Defining a focus

Highlights

  • Focused giving provides you with opportunities to learn more about the causes you care about, and over time refine your giving to achieve maximum impact.
  • It is often useful to combine three variables to find your funding focus once you’ve thought about your objectives for giving.
  • If you’re finding it difficult to identify your focus, it can be useful to narrow down causes under headings detailed below.
Read more about Defining a focus

 

You may already know specifically where you want to direct your donations. But many people find it hard to prioritise the range of pressing social and environmental needs – should I support children’s hospices, save a dying species or provide scholarships for rural Africans? There is no right or wrong answer, and many people choose to spread their giving across multiple issues. But if you are able to define a clear focus for your giving, it will allow you to move from giving on an ad-hoc reactive basis to planned, strategic giving which aims to tackle specific issues close to your heart. Focused giving provides you with opportunities to learn more about the causes you care about, and over time refine your giving to achieve maximum impact.

It is often useful to combine three variables to find your funding focus once you’ve thought about your objectives for giving. These variables are your interests and passions, areas of need (where can your support make the most difference), and the ways you can help (your available resources such as money, time, contacts, and skills). By combining these, you will find a focus that is both valuable and personally rewarding.

Benefits of focused funding
By focusing your funding, you can build up knowledge and expertise which is not possible when your funding covers a wide range of issues.

When you have a focus you can research an issue to really understand the need and how to tackle it. For example, donors who want to support homelessness may find that there are adequate soup kitchens in their area, but identify a need for giving homeless people the skills and resources to help them into employment, so that eventually they can find their own accommodation. Donors may also find some types of work that are very valuable, but underfunded.

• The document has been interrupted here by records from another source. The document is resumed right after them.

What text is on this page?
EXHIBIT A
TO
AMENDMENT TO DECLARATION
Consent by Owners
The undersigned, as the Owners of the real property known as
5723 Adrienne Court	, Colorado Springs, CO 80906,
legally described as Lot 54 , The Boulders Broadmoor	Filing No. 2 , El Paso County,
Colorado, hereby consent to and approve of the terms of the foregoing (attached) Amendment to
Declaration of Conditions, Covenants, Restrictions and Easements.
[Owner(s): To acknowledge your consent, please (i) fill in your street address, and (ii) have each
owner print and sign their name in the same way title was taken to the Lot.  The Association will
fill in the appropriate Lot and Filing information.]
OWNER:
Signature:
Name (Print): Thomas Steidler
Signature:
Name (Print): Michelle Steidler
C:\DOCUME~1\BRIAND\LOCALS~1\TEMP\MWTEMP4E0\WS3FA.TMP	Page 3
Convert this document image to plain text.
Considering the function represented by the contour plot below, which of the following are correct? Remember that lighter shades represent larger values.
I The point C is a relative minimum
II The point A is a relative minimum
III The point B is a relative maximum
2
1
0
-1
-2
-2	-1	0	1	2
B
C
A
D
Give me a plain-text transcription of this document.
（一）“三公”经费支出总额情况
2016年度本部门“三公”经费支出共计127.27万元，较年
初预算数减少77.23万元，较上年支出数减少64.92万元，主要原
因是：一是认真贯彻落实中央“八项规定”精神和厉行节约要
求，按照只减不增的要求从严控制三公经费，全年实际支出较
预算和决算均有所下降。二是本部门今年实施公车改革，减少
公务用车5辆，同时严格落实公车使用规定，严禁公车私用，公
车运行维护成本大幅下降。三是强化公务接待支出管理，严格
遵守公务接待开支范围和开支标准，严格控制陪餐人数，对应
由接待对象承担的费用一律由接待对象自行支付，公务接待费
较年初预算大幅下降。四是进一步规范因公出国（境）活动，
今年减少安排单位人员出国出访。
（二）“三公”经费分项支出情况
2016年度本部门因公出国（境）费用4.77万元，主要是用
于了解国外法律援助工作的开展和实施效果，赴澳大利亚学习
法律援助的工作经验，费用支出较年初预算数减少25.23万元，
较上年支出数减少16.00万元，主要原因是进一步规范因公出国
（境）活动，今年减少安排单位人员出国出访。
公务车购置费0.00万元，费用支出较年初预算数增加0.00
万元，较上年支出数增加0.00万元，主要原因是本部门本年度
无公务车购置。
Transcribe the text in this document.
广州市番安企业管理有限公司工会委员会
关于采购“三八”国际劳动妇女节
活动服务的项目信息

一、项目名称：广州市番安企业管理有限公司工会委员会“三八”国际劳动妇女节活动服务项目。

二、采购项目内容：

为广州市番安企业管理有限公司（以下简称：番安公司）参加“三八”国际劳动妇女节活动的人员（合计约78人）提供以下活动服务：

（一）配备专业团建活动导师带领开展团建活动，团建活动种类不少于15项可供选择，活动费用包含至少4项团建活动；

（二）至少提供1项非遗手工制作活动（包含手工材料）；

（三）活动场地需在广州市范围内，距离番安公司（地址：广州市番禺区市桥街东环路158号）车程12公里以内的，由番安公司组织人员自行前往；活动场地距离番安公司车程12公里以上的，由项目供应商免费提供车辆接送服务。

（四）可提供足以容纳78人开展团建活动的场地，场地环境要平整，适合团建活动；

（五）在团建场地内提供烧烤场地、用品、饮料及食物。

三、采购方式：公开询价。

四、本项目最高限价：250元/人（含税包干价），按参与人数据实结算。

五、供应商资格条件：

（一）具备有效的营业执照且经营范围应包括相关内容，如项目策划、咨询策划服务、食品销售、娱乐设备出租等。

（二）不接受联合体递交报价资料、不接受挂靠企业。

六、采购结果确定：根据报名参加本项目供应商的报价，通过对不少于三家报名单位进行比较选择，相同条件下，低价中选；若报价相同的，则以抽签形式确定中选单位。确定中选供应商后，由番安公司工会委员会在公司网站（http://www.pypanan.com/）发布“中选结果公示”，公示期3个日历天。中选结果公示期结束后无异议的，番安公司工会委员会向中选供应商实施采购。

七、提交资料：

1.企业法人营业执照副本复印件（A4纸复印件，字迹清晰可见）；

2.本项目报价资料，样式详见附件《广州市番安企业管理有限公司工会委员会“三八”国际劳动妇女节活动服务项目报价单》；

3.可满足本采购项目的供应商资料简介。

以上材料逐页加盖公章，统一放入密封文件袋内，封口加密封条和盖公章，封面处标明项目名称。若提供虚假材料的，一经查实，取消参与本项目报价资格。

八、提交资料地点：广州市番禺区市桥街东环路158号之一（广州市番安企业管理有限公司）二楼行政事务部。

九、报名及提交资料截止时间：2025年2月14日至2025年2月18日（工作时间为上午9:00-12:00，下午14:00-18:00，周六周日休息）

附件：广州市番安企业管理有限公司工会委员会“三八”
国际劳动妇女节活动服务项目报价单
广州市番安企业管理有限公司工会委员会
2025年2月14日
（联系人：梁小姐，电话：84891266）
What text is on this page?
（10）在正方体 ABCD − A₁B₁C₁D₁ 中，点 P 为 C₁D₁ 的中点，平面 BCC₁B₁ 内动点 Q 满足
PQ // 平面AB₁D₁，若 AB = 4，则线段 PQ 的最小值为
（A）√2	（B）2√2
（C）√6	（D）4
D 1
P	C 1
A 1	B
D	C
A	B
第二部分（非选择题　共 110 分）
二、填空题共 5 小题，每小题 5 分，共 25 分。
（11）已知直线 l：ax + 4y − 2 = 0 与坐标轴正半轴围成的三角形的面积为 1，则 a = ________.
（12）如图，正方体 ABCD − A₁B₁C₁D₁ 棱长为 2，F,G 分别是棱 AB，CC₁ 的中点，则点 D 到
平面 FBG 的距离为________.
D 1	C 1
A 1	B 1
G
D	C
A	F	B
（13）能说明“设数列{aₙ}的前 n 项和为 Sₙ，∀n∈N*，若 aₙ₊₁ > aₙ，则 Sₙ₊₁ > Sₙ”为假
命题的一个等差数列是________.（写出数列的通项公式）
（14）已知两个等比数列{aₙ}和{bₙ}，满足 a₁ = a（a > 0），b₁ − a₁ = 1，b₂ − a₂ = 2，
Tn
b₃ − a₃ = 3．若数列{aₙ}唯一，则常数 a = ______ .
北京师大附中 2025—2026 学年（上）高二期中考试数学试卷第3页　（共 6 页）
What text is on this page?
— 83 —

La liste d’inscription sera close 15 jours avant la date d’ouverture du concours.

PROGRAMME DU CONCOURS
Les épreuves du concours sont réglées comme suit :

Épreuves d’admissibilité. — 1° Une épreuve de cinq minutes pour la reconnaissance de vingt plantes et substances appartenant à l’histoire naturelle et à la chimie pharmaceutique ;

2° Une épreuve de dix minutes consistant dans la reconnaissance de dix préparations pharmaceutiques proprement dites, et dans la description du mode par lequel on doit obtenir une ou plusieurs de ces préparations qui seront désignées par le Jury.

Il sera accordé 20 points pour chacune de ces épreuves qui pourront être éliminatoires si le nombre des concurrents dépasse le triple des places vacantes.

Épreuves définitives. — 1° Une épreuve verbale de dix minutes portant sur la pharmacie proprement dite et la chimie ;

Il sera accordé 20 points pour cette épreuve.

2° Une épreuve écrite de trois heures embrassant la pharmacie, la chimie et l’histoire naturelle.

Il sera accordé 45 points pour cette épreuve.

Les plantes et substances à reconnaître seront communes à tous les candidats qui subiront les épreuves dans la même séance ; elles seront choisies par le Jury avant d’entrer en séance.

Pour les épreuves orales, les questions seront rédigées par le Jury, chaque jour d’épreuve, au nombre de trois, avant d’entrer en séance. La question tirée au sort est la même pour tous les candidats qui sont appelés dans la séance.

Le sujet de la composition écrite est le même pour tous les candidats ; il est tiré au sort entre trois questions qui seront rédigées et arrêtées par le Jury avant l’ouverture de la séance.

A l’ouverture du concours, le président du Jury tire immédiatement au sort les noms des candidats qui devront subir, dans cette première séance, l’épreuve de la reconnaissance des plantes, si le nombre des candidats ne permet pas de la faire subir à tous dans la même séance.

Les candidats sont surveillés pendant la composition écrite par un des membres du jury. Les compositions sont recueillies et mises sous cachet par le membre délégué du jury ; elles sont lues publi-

As you build experience in an area you will be in a better position to confidently select charities which align with your priorities and make a real difference. Over time you will develop an opinion on which interventions and charities are effective, and thereby take a strategic approach to achieving change and charitable impact. As you see the change that you’re making, giving becomes more rewarding and engaging.

There are practical advantages to defining a funding focus. It provides you with a clear funding identity and strategy to communicate to external partners. This is one way to discourage applications from unsuitable candidates: it is much easier to say no to projects which don’t fit with your focus. Having a clear funding focus also makes it easier to get to know other funders with similar interests who you can share expertise with.

Where to start
If you’re finding it difficult to identify your focus, it can be useful to narrow down causes under the headings of people (for example, children, women, specific ethnic groups etc), geography (for example your local community, city, country or group of developing countries etc), or issue (for example, mental health, human rights, poverty). However there is a balance between narrowing the focus too far and losing flexibility in your funding decisions, and stretching your resources too thinly across a range of projects.

In some cases you may find that the people involved in your funding (for example family members or company directors involved with corporate philanthropy) may not agree on one focus area. One way to bring together a range of interests and passions is to divide the overall amount you want to give into separate pots of a defined size, with different members deciding the focus for each. You may also want to keep a portion of your funding aside in a discretionary pot to react to requests or issues as they arise.